Sunday, October 25, 2009

Just like riding a bike!

I haven't spun any yarn in so long, I wondered if I had forgotten how. I guess it's like riding a bike, once I started again, it came back to me immediately and began to feel natural again. The fiber I bought at the Shenandoah Valley Fiber Festival just spoke to me and I was glad to get started spinning it up. The reds are actually darker and more red/less pink than in the picture here. I bought a pound of this roving, it's Merino Wool, Alpaca, and Mohair (from the Angora goat-it's what makes the yarn have a hairy halo about it). It's so very soft and I just had to have some when I saw it. I used to do a lot of hand dyed rovings, both space dyed and processed like this one that has been extruded from the carding machine in stripes. I don't want to have to dye and deal with a lot of fleeces to get a nice colorway so I was glad to have found it. I was even more happy with the results once I began to spin it.

If you're not a spinner and you're wondering why I'd go to the trouble of spinning my own yarn, I'll try to's because it feels so good, it's therapeutic, it's creative, and it's a way to really get exactly what you want for your project. It's also nice to know that nobody anywhere will have the same project in the same yarn as you will. A good quality yarn for the project I'm spinning for would cost me far more than the unspun fiber I've purchased for this project. Spinning is also very relaxing and rhythmic...and I do it in front of the TV in the living room so I get to spend time with the family and watch the shows I enjoy, but I get the added plus of yarn for knitting that I've completed while most people just watch TV. There is a tee shirt out (on cafe press) that says "I knit so I don't kill people" and spinning is just as therapeutic as knitting...the creative outlet is a very important aspect of good mental health for me. :)

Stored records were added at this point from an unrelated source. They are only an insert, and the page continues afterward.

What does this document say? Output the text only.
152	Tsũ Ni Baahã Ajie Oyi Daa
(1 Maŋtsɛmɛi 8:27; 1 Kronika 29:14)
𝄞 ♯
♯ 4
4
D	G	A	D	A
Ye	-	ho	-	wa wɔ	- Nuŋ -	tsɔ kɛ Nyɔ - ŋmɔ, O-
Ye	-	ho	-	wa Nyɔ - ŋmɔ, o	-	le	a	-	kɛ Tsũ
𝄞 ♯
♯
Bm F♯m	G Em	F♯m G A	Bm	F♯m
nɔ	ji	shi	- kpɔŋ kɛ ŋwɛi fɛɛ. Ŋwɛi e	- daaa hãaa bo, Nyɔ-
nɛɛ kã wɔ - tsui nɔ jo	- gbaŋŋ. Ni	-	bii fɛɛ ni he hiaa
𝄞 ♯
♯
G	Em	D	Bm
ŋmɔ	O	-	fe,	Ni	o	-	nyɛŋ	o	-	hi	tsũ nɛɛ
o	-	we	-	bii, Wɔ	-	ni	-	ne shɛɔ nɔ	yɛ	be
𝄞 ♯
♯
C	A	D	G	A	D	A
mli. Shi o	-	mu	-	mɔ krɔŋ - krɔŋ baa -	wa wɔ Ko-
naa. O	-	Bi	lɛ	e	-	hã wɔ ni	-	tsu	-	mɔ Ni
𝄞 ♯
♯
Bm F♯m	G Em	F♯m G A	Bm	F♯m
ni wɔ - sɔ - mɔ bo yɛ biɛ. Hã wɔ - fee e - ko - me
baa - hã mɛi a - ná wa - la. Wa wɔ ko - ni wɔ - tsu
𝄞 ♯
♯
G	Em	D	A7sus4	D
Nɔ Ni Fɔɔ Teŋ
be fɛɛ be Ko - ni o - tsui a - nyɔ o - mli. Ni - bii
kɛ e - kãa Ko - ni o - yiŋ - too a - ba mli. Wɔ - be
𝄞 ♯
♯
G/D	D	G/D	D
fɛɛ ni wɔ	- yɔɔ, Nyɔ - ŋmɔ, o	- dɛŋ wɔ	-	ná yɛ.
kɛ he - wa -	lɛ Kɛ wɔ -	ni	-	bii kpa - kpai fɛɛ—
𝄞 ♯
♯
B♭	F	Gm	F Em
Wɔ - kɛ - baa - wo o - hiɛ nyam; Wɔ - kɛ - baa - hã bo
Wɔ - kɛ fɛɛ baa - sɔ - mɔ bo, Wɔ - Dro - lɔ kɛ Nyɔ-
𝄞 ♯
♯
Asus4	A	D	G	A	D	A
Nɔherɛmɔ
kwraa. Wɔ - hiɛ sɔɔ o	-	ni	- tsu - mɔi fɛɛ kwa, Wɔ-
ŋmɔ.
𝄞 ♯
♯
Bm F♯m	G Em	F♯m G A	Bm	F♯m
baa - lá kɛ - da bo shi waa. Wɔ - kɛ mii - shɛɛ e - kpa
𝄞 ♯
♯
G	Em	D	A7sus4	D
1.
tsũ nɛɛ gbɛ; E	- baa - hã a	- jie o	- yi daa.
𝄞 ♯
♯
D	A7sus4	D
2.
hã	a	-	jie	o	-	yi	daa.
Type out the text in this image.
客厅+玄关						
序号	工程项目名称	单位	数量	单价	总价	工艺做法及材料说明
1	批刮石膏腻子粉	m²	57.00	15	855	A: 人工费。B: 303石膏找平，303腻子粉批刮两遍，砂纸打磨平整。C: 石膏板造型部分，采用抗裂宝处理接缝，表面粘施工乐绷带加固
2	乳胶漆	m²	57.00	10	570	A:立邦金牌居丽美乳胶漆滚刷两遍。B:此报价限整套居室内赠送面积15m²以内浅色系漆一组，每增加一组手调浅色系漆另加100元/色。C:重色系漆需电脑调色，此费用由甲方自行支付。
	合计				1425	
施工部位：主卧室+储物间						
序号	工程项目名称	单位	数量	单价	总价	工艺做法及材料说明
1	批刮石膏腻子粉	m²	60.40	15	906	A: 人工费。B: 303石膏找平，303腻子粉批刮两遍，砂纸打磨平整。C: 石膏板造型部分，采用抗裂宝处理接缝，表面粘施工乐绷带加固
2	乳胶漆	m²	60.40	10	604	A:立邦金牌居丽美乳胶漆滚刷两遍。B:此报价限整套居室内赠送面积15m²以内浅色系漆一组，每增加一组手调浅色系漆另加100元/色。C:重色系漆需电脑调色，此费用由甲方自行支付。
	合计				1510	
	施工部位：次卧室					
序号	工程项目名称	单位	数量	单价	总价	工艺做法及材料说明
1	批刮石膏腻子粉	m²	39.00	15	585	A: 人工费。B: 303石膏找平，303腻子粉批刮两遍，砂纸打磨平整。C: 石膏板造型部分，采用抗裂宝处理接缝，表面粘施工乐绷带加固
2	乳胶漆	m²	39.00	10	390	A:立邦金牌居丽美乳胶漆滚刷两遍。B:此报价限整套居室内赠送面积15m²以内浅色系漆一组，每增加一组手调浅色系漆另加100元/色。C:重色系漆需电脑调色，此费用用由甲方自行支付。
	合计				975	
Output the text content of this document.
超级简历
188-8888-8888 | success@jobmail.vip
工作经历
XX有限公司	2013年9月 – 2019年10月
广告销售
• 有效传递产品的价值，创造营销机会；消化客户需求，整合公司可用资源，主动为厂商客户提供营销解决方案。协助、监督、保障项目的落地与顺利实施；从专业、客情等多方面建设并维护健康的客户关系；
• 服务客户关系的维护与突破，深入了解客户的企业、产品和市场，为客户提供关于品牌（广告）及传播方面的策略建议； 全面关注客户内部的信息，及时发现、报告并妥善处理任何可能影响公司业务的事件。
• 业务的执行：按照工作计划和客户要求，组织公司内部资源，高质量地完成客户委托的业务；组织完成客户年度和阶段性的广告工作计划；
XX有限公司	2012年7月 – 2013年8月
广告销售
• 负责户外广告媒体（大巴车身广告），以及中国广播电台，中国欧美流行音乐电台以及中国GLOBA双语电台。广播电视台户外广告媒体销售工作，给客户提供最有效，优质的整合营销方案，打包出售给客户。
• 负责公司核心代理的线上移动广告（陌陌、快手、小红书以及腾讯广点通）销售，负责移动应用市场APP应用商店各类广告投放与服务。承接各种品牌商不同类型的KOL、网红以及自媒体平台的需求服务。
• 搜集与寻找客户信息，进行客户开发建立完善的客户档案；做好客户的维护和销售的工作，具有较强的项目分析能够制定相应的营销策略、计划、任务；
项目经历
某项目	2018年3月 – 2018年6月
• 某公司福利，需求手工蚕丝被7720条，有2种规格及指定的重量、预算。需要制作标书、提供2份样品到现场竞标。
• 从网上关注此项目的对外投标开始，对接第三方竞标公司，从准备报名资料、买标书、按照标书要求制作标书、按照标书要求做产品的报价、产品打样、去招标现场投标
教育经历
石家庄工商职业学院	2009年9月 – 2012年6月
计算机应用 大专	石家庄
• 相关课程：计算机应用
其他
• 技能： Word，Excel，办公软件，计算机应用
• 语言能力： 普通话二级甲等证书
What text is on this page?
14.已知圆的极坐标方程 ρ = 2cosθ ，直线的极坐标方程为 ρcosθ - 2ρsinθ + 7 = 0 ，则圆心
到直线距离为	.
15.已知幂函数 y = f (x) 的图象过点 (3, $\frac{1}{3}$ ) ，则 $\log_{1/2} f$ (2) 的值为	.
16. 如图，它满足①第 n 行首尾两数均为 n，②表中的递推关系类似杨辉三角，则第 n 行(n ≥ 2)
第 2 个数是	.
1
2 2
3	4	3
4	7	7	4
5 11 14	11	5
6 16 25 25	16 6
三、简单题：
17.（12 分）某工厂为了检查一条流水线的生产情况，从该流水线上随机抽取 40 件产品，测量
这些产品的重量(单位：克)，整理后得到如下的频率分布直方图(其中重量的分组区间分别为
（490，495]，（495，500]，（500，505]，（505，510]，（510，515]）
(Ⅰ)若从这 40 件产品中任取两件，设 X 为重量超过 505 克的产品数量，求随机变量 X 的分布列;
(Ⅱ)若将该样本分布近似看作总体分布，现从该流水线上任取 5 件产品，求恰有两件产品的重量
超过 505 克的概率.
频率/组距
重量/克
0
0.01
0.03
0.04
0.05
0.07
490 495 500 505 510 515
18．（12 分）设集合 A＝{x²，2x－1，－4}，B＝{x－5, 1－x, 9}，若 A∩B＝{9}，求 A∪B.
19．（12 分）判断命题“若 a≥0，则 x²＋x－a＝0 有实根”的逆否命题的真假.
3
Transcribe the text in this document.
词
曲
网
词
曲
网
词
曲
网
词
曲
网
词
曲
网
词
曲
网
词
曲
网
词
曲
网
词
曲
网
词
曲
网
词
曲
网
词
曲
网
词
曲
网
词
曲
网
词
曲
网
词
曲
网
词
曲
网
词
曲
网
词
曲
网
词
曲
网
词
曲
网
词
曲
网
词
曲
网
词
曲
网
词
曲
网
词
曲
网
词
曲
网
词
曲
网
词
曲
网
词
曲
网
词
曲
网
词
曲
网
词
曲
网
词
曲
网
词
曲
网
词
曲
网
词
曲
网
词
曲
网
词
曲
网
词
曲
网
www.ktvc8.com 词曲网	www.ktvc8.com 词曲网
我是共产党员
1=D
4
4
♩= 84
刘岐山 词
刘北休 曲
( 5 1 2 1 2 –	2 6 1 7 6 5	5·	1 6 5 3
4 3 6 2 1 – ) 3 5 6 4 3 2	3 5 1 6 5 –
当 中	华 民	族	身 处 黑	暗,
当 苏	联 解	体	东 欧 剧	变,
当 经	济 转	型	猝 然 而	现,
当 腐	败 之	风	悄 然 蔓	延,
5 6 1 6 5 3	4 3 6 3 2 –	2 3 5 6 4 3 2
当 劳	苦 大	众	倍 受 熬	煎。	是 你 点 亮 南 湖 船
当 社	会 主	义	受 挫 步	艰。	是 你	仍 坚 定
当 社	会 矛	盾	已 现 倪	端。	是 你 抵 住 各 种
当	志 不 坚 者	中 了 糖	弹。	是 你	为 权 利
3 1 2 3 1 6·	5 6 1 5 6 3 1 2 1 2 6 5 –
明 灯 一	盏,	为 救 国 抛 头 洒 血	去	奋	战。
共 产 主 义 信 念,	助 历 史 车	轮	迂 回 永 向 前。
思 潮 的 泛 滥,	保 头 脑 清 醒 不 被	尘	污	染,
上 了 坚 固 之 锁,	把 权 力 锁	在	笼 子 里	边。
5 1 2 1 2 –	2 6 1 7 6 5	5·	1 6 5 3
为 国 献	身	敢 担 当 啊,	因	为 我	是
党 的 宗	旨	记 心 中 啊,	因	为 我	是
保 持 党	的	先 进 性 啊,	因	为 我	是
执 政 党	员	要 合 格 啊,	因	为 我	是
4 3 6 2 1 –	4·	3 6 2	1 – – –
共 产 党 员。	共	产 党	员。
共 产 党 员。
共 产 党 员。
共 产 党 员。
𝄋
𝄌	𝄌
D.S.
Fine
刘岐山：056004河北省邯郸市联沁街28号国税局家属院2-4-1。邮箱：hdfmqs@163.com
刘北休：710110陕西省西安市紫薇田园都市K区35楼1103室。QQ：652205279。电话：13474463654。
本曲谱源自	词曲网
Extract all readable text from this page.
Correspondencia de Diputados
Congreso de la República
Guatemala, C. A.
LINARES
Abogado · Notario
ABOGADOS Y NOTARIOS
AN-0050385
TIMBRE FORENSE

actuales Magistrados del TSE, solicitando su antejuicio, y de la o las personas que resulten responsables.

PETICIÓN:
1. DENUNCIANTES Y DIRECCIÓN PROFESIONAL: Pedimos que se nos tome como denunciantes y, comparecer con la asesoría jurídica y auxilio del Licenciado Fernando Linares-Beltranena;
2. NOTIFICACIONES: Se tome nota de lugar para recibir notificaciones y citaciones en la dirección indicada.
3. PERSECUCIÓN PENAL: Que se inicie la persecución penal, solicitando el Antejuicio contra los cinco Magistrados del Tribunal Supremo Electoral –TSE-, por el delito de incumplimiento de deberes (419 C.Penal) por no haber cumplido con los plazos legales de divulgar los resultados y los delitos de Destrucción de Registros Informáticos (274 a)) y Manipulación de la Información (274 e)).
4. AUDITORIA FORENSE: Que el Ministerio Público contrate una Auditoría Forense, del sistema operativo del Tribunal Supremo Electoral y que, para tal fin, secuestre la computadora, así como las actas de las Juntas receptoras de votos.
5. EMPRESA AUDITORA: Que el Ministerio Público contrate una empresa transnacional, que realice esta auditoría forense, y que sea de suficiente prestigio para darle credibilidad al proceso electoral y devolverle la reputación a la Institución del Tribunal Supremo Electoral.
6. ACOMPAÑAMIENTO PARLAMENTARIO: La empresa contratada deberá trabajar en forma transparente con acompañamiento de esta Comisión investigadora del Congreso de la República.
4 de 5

I am also a great believer in the value of my time and effort. If I spend the time working on a project, I'm not going to use crappy yarn on it, my time is more important to me than that. I use "good" yarn on all my knitting, I use only natural fibers because I want my projects to be beautiful and to last forever, to be passed on and to be enjoyed by someone else after I've checked out. I do use a lot of commercial yarns, but again, only natural fibers. With hand spun yarns, I love the way the slight irregularities of hand spun yarn add interest, character, and beauty to a finished project.

This is a bobbin of singles or a single ply spun from the roving on my Ashland Joy spinning wheel against the backdrop of the ball of fiber. As you can see, the reds are much subdued after spinning, and the yarn is beginning to have a lot of interest and color contrasts in it, exactly what I'd hoped for. I've never spun this light weight of a yarn before, and it's actually much easier for me than trying to spin sport or worsted weight. I'm hoping for a fingering to lace weight once I've added the second ply to the first.
I made the second bobbin of singles today, and I was so excited to ply them together and see what the finished yarn will look like. This is the bobbin of two plied yarn on my Louet S-75 which is my workhorse for plying. It has more uptake so while I decided to use another wheel for the singles which I wanted to keep very thin, I always go back to my favorite S-75 for ease in spinning and I love the monster 4 ounce bobbins. I also have a skein winder mounted on this wheel so I made a skein of the yarn so I can set the spin on it before I use it.

This is the skeined yarn that I will be using for my project. It turned out to be 16-17 wpi and this skein weighs 3.7 ounces and contains about 309.17 yards, less than half of what I'll need to complete the project I'm going to use the yarn for. It's a little thicker than the lace weight called for in the pattern by diameter but not by weight, so I'm guessing I got the calculations wrong on the number of yards I made. I will need another skein and perhaps more, but I do have enough to get started on the project (after I finish some of the "on the needles" projects I'm in the middle of).

The project this is being spun for is this rectangular shawl. It's called "Miss Lambert's Shetland Pattern for a Shawl" and the pattern is in the "Victorian Lace Today" book. I've seen other examples of this shawl on Ravelry done in thicker yarn and I think it's going to be really nice regardless of the actual weight of the handspun. And the best of all is that nobody will have exactly the same yarn as I do!


Fiber Ninja said...

Ever since Franklin's class you have really been bitten by the lace knitting bug, haven't you?

Fiber addikt said...

Always have loved knitting lace...just finished a lace sock before his class. I've never really gotten away from lace projects but since I was getting burned out on socks, the class gave me some other project ideas. :) It's all good!